Светило малое для освещенья ночи — страница 81 из 110

Проснувшись однажды утром и уловив запах извести и карболки, Лушка определила, что окружающее совсем перестало быть ей домом. Она неторопливо встала, сложила в полиэтиленовый пакет свое немногое, достала, уже ни от кого не скрываясь, из-за вентиляционной трубы Марьину тетрадь и, засунув ее, как когда-то, за пояс, отстраненно постучалась в закуток нового главного врача.

Сергей Константинович, превратившийся в законного главного всего три дня назад, кивнул, продолжая по телефону об олифе и линолеуме, и показал рукой на стул. Лушка осталась стоять.

Закончив разговор, Сергей Константинович посмотрел на Лушку молча, потому что всё было понятно и так. Но Лушка все-таки объяснила:

— Мне пора.

Сергей Константинович потер лоб.

— Да, конечно, — подтвердил он. — Другого нам не придумать. — Пододвинул историю болезни, давно, видимо, лежавшую наготове, и сделал короткую запись. — Сестра оформит остальное.

Лушка кивнула. Долго висело никем не замечаемое молчание. А потом оба вздохнули одновременно.

— Пора, — сказала Лушка.

— Да, — сказал главный. — Всем пора.

Лушка посмотрела в окно. Там слепящим отражением от соседнего корпуса било апрельское солнце.

— Я понял, почему они не хотели уходить, — проговорил главный, глядя туда же, куда и Лушка. — Там чрезмерное число несовпадений. — Наверно, она была с ним согласна, но это уже не имело значения. — Ну что ж… Спеши медленно, Гришина.

Он обогнал ее и открыл перед ней дверь.

— Прощай, — сказал главный.

— Прощаю, — отдаленно улыбнулась Лушка.

Ей вернули паспорт и всякие разные больничные документы с печатями, а внизу, в подвальном этаже, просунули через окошко давно забытые сапоги и пальто с шапкой в рукаве. Из шапки вылетела моль.

* * *

На границе зябкой тени от корпуса Лушка замедлилась, прислушиваясь к отставшему и затухающему сожалению.
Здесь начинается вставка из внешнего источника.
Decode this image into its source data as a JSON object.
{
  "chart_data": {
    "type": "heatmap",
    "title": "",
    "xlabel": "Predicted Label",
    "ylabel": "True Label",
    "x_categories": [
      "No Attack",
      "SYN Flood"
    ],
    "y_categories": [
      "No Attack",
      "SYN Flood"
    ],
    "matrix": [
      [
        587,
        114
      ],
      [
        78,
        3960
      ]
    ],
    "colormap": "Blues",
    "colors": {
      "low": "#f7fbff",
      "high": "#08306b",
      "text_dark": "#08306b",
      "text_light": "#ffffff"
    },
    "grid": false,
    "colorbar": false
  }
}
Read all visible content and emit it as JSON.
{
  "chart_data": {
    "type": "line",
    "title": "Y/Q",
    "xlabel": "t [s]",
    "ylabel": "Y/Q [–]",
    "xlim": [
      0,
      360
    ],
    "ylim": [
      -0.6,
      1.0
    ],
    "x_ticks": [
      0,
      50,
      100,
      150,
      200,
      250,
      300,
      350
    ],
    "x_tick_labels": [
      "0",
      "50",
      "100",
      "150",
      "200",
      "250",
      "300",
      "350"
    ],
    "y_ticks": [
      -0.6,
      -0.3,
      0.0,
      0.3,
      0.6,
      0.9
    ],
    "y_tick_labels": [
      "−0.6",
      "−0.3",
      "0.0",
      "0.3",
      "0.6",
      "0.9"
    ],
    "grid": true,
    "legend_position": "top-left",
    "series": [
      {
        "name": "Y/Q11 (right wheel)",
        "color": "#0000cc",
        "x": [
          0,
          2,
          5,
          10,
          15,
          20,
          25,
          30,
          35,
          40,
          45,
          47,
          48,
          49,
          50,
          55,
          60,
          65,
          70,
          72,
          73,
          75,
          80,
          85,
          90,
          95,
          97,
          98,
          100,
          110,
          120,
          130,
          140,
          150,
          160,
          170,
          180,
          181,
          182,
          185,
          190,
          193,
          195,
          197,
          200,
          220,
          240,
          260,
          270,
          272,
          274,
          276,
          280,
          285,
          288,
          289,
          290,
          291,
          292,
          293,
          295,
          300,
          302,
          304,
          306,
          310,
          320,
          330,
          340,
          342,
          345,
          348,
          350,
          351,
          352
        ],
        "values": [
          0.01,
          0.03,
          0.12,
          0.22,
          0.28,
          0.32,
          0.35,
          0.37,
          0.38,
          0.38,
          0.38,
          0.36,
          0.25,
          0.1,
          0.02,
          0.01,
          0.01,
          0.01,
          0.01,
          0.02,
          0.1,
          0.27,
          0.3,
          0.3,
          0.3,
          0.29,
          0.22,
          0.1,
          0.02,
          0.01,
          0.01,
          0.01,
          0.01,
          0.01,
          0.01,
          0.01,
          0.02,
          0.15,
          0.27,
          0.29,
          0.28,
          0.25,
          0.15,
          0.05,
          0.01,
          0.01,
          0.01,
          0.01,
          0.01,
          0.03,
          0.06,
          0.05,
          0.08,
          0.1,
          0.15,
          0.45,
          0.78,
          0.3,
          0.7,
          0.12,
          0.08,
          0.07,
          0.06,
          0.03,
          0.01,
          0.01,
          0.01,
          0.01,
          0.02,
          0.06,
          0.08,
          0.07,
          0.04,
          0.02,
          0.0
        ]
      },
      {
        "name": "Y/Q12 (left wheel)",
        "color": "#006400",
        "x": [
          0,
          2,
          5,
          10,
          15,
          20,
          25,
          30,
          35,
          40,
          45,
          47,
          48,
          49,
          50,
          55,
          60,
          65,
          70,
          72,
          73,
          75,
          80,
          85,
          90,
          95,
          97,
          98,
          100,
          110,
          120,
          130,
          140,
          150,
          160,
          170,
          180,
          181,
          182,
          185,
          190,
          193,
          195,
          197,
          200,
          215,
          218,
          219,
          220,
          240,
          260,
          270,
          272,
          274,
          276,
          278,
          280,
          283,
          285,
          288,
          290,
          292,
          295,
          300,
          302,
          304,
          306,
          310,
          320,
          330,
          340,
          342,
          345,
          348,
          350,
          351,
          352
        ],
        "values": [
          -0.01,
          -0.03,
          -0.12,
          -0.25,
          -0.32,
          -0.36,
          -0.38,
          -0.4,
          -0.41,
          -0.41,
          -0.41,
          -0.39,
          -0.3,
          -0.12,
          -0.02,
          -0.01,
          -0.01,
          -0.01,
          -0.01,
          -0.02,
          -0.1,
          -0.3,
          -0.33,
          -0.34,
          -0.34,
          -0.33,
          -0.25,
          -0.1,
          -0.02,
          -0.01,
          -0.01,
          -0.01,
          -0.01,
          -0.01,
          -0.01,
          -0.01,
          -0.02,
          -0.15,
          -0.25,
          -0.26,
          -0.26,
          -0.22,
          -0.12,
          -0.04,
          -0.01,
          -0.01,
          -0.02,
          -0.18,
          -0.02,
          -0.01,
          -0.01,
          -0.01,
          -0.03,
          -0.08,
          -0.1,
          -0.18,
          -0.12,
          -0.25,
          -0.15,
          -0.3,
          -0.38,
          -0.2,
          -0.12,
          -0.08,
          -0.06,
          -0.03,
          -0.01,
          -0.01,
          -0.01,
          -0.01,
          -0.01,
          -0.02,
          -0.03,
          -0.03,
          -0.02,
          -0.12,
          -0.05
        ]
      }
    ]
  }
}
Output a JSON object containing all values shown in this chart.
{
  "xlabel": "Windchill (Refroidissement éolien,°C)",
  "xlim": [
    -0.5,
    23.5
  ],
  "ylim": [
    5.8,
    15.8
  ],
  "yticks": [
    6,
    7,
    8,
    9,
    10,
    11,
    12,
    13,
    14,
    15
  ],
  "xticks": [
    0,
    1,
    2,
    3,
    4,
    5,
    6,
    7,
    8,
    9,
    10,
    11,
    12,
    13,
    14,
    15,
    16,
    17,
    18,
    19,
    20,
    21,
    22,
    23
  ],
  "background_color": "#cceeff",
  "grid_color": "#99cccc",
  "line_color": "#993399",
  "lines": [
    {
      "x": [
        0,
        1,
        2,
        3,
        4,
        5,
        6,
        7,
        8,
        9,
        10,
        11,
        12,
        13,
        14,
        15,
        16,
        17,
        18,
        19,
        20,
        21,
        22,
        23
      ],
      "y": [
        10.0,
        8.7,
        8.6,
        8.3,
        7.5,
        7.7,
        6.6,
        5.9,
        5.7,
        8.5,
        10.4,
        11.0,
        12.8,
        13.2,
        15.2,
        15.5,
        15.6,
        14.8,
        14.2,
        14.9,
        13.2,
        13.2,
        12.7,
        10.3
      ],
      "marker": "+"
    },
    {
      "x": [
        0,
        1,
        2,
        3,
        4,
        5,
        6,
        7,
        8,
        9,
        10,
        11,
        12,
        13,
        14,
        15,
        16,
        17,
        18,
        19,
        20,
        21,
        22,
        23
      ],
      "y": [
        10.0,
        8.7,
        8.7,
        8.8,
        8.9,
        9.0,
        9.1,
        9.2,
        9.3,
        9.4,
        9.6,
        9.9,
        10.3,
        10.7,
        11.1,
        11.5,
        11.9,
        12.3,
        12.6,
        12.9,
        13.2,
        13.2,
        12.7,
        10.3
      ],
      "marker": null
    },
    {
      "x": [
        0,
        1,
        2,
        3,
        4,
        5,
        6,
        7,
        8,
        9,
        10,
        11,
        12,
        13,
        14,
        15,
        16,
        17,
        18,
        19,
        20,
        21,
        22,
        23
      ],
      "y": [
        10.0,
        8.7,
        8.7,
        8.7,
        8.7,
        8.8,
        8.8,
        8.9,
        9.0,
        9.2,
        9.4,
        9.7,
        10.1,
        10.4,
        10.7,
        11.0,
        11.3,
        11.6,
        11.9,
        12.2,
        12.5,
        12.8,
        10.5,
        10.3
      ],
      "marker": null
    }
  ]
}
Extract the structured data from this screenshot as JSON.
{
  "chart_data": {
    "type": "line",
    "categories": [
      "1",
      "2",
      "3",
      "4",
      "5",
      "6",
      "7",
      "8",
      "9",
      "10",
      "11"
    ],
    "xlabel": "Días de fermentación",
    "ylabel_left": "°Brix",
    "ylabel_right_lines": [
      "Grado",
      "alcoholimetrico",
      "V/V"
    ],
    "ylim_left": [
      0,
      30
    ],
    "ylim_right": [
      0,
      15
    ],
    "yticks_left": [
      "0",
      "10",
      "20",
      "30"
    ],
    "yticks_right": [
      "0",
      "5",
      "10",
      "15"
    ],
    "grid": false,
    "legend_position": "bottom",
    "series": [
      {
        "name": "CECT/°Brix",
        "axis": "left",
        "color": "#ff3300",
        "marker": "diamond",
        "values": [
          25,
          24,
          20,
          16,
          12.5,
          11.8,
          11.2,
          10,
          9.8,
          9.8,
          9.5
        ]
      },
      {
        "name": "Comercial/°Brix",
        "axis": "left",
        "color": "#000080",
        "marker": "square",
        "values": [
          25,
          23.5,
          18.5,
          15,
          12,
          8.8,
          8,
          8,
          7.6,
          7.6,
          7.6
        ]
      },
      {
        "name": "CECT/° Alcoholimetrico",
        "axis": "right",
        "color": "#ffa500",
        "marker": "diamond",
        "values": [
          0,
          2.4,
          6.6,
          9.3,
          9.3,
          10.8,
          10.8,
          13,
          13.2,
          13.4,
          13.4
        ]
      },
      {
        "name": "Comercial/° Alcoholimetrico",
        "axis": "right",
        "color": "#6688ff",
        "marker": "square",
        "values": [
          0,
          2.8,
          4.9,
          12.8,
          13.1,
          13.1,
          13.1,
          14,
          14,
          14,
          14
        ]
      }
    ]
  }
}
Ей хотелось, чтобы оно не переступило с ней в безграничность света, и она терпеливо ждала своего окончательного освобождения, и сожаление всхлипнуло напоследок, сожаление о немалом всё же куске жизни, остающемся здесь, обо всем, что было, а было так много. Лушка шагнет сейчас в апрель, но часть ее всё же останется тут, в этой бесцветной тени от сизых холодных стен, Лушка, жалея без слез, поплачет о ней, и оставит, и шагнет, вот сейчас шагнет…

В светлом множились талые озера и русыми косами свивались начальные ручьи, талая вода выглядела живой, очнувшиеся сугробы украсили себя алмазной резьбой, вдоль проезжей дороги выстроились блистающие черные гроты, сплавленные из тяжкого смога и небесных метелей, гроты были великолепны и пусты, и лишь желчь автострады, раздавленная спешащими колесами, окатывала их.

Лушка перешла на солнечный, местами высохший тротуар и, погружаясь в размягчающую слабость от напора весны, медленно двинулась к центру города, но через малые минуты устала настолько, что, обнаружив свободную скамейку, благодарно свернула к ней и, проваливаясь в ноздреватый, напоенный приземной водой снег, промочив рассохшиеся за три года сапоги, села наконец на деревянные, в стружках отставшей масляной краски брусья. Все отступило, остались тишина и солнце, и Лушка почувствовала, что тает в них, как сугроб.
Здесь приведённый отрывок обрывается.